KBB-Forum 2019 , Cilt 18 , Sayı 1


Işılay ÖZ 1, MD; Ozan EROL 1, MD.
1Department Otorhinolaryngology, Medical Faculty of Başkent University, Ankara, Turkey


Objective: In this study, we planned to determine primarily its effect on the craniofacial development and to measure the distance between the points, which were determined with the photogrammetric measurements over the nasal structures of the participants, who had thumb sucking habit up to 4 years of age in their childhood depending on the position of the hand and the pressure on the external nasal structures.

Material and Methods: 20 male participants who have sucked their finger until at least 4 years of age and 30 healthy male volunteers who didn't have any thumb sucking habit were included in our study.

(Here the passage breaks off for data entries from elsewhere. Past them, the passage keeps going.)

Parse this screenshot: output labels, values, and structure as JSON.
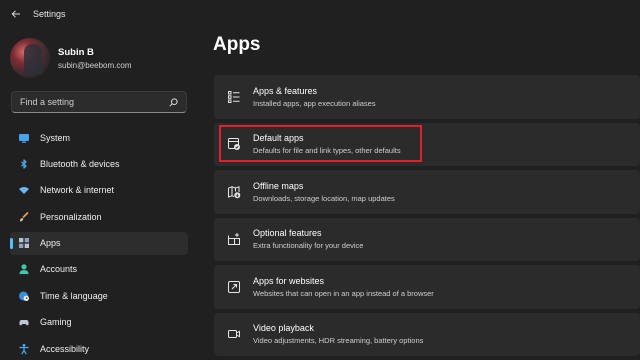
{
  "window": {
    "title": "Settings"
  },
  "profile": {
    "name": "Subin B",
    "email": "subin@beebom.com"
  },
  "search": {
    "placeholder": "Find a setting"
  },
  "nav": {
    "items": [
      {
        "label": "System",
        "icon": "monitor-icon"
      },
      {
        "label": "Bluetooth & devices",
        "icon": "bluetooth-icon"
      },
      {
        "label": "Network & internet",
        "icon": "wifi-icon"
      },
      {
        "label": "Personalization",
        "icon": "brush-icon"
      },
      {
        "label": "Apps",
        "icon": "apps-icon",
        "active": true
      },
      {
        "label": "Accounts",
        "icon": "person-icon"
      },
      {
        "label": "Time & language",
        "icon": "globe-clock-icon"
      },
      {
        "label": "Gaming",
        "icon": "gamepad-icon"
      },
      {
        "label": "Accessibility",
        "icon": "accessibility-icon"
      }
    ]
  },
  "main": {
    "title": "Apps",
    "cards": [
      {
        "title": "Apps & features",
        "subtitle": "Installed apps, app execution aliases",
        "icon": "list-icon"
      },
      {
        "title": "Default apps",
        "subtitle": "Defaults for file and link types, other defaults",
        "icon": "default-apps-icon",
        "highlighted": true
      },
      {
        "title": "Offline maps",
        "subtitle": "Downloads, storage location, map updates",
        "icon": "map-download-icon"
      },
      {
        "title": "Optional features",
        "subtitle": "Extra functionality for your device",
        "icon": "grid-plus-icon"
      },
      {
        "title": "Apps for websites",
        "subtitle": "Websites that can open in an app instead of a browser",
        "icon": "open-external-icon"
      },
      {
        "title": "Video playback",
        "subtitle": "Video adjustments, HDR streaming, battery options",
        "icon": "video-icon"
      }
    ]
  },
  "colors": {
    "accent": "#4cc2ff",
    "highlight": "#e0202a",
    "background": "#202020",
    "card": "#2b2b2b"
  }
}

To ensure standardization, each person was photographed at the same distance (1 meter) from the same camera. Photogrammetric evaluation was performed blindly.

We took photos of each participant with the same camera at the same distance (1 m). Measurements were made from the front, lateral and basal profiles and the results were analysed.

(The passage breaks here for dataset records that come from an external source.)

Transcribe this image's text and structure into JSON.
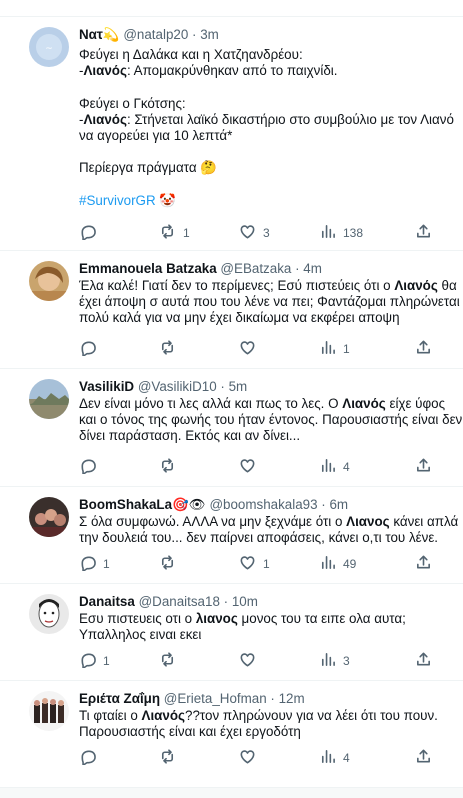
{
  "tweets": [
    {
      "name": "Νατ",
      "name_emoji": "💫",
      "handle": "@natalp20",
      "time": "3m",
      "body": [
        {
          "t": "Φεύγει η Δαλάκα και η Χατζηανδρέου:\n-"
        },
        {
          "t": "Λιανός",
          "b": true
        },
        {
          "t": ": Απομακρύνθηκαν από το παιχνίδι.\n\nΦεύγει ο Γκότσης:\n-"
        },
        {
          "t": "Λιανός",
          "b": true
        },
        {
          "t": ": Στήνεται λαϊκό δικαστήριο στο συμβούλιο με τον Λιανό να αγορεύει για 10 λεπτά*\n\nΠερίεργα πράγματα 🤔\n\n"
        },
        {
          "t": "#SurvivorGR",
          "h": true
        },
        {
          "t": " 🤡"
        }
      ],
      "replies": "",
      "retweets": "1",
      "likes": "3",
      "views": "138"
    },
    {
      "name": "Emmanouela Batzaka",
      "name_emoji": "",
      "handle": "@EBatzaka",
      "time": "4m",
      "body": [
        {
          "t": "Έλα καλέ! Γιατί δεν το περίμενες; Εσύ πιστεύεις ότι ο "
        },
        {
          "t": "Λιανός",
          "b": true
        },
        {
          "t": " θα έχει άποψη σ αυτά που του λένε να πει; Φαντάζομαι πληρώνεται πολύ καλά για να μην έχει δικαίωμα να εκφέρει αποψη"
        }
      ],
      "replies": "",
      "retweets": "",
      "likes": "",
      "views": "1"
    },
    {
      "name": "VasilikiD",
      "name_emoji": "",
      "handle": "@VasilikiD10",
      "time": "5m",
      "body": [
        {
          "t": "Δεν είναι μόνο τι λες αλλά και πως το λες. Ο "
        },
        {
          "t": "Λιανός",
          "b": true
        },
        {
          "t": " είχε ύφος και ο τόνος της φωνής του ήταν έντονος. Παρουσιαστής είναι δεν δίνει παράσταση. Εκτός και αν δίνει..."
        }
      ],
      "replies": "",
      "retweets": "",
      "likes": "",
      "views": "4"
    },
    {
      "name": "BoomShakaLa",
      "name_emoji": "🎯👁",
      "handle": "@boomshakala93",
      "time": "6m",
      "body": [
        {
          "t": "Σ όλα συμφωνώ. ΑΛΛΑ να μην ξεχνάμε ότι ο "
        },
        {
          "t": "Λιανος",
          "b": true
        },
        {
          "t": " κάνει απλά την δουλειά του... δεν παίρνει αποφάσεις, κάνει ο,τι του λένε."
        }
      ],
      "replies": "1",
      "retweets": "",
      "likes": "1",
      "views": "49"
    },
    {
      "name": "Danaitsa",
      "name_emoji": "",
      "handle": "@Danaitsa18",
      "time": "10m",
      "body": [
        {
          "t": "Εσυ πιστευεις οτι ο "
        },
        {
          "t": "λιανος",
          "b": true
        },
        {
          "t": " μονος του τα ειπε ολα αυτα;\nΥπαλληλος ειναι εκει"
        }
      ],
      "replies": "1",
      "retweets": "",
      "likes": "",
      "views": "3"
    },
    {
      "name": "Εριέτα Ζαΐμη",
      "name_emoji": "",
      "handle": "@Erieta_Hofman",
      "time": "12m",
      "body": [
        {
          "t": "Τι φταίει ο "
        },
        {
          "t": "Λιανός",
          "b": true
        },
        {
          "t": "??τον πληρώνουν για να λέει ότι του πουν.\nΠαρουσιαστής είναι και έχει εργοδότη"
        }
      ],
      "replies": "",
      "retweets": "",
      "likes": "",
      "views": "4"
    }
  ],
  "icons": {
    "reply": "reply-icon",
    "retweet": "retweet-icon",
    "like": "heart-icon",
    "views": "views-icon",
    "share": "share-icon"
  },
  "colors": {
    "link": "#1d9bf0",
    "secondary": "#536471",
    "text": "#0f1419",
    "divider": "#eff3f4"
  }
}
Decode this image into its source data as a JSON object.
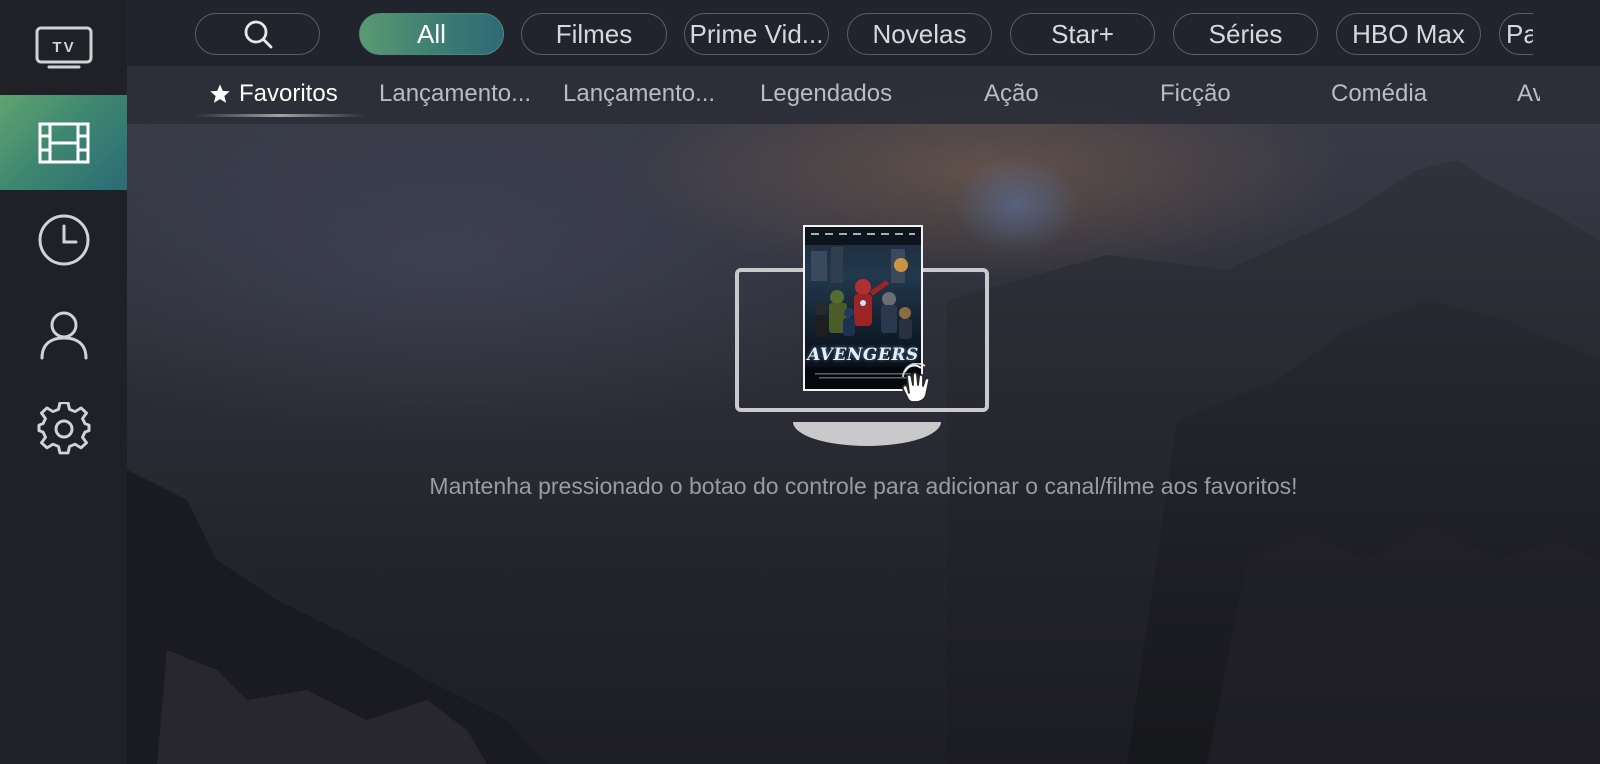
{
  "colors": {
    "accent_gradient_start": "#5fa470",
    "accent_gradient_end": "#2a6b75",
    "sidebar_bg": "#1f2127",
    "text_muted": "#9a9ca3"
  },
  "sidebar": {
    "items": [
      {
        "icon": "tv-icon",
        "label": "TV",
        "active": false
      },
      {
        "icon": "film-icon",
        "active": true
      },
      {
        "icon": "clock-icon",
        "active": false
      },
      {
        "icon": "user-icon",
        "active": false
      },
      {
        "icon": "gear-icon",
        "active": false
      }
    ]
  },
  "filters": {
    "search_icon": "search-icon",
    "pills": [
      {
        "label": "All",
        "active": true
      },
      {
        "label": "Filmes",
        "active": false
      },
      {
        "label": "Prime Vid...",
        "active": false
      },
      {
        "label": "Novelas",
        "active": false
      },
      {
        "label": "Star+",
        "active": false
      },
      {
        "label": "Séries",
        "active": false
      },
      {
        "label": "HBO Max",
        "active": false
      },
      {
        "label": "Pa",
        "active": false
      }
    ]
  },
  "categories": {
    "star_icon": "star-icon",
    "items": [
      {
        "label": "Favoritos",
        "active": true
      },
      {
        "label": "Lançamento..."
      },
      {
        "label": "Lançamento..."
      },
      {
        "label": "Legendados"
      },
      {
        "label": "Ação"
      },
      {
        "label": "Ficção"
      },
      {
        "label": "Comédia"
      },
      {
        "label": "Av"
      }
    ]
  },
  "empty_state": {
    "poster_title": "AVENGERS",
    "hand_icon": "tap-hand-icon",
    "message": "Mantenha pressionado o botao do controle para adicionar o canal/filme aos favoritos!"
  }
}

Results: As a consequence of this study, nasal type width values were found to be significantly higher and the nose length was significantly shorter compared to the normal values.

Conclusion: These results indicated that ın nasal development period, morphology might be affected depending on many factors in people with thumb sucking behaviour.


The thumbsucking behavior is one the most common and harmful habits. This habit is considered normal until 3-4 years of age in children. The habit that continues after this age is considered pathological and often occurs during emotional deprivation and nervous tension. The thumb is the most commonly sucked finger. The sucking of other fingers is relatively rare. If the thumb sucking behaviour cannot be prevented in a timely manner, it may cause an increase in overjet, anterior open-bite, narrow upper jaw and cross-bite. Deformations may also occur in the sucked fingers[1-3].

Studies have demonstrated that most children break the thumb sucking habit before they were 5 years old. It was determined that both genders were equally affected and the degree of deformity was related to frequency, severity, duration of the sucking behaviour and on the intraoral position of the finger in the mouth[2,3]. Changes in the external nasal morphology occur due to the effects of factors such as high-arched palate, septum deviations or finger pressure in people who had exhibited the thumb sucking behaviour in their childhood.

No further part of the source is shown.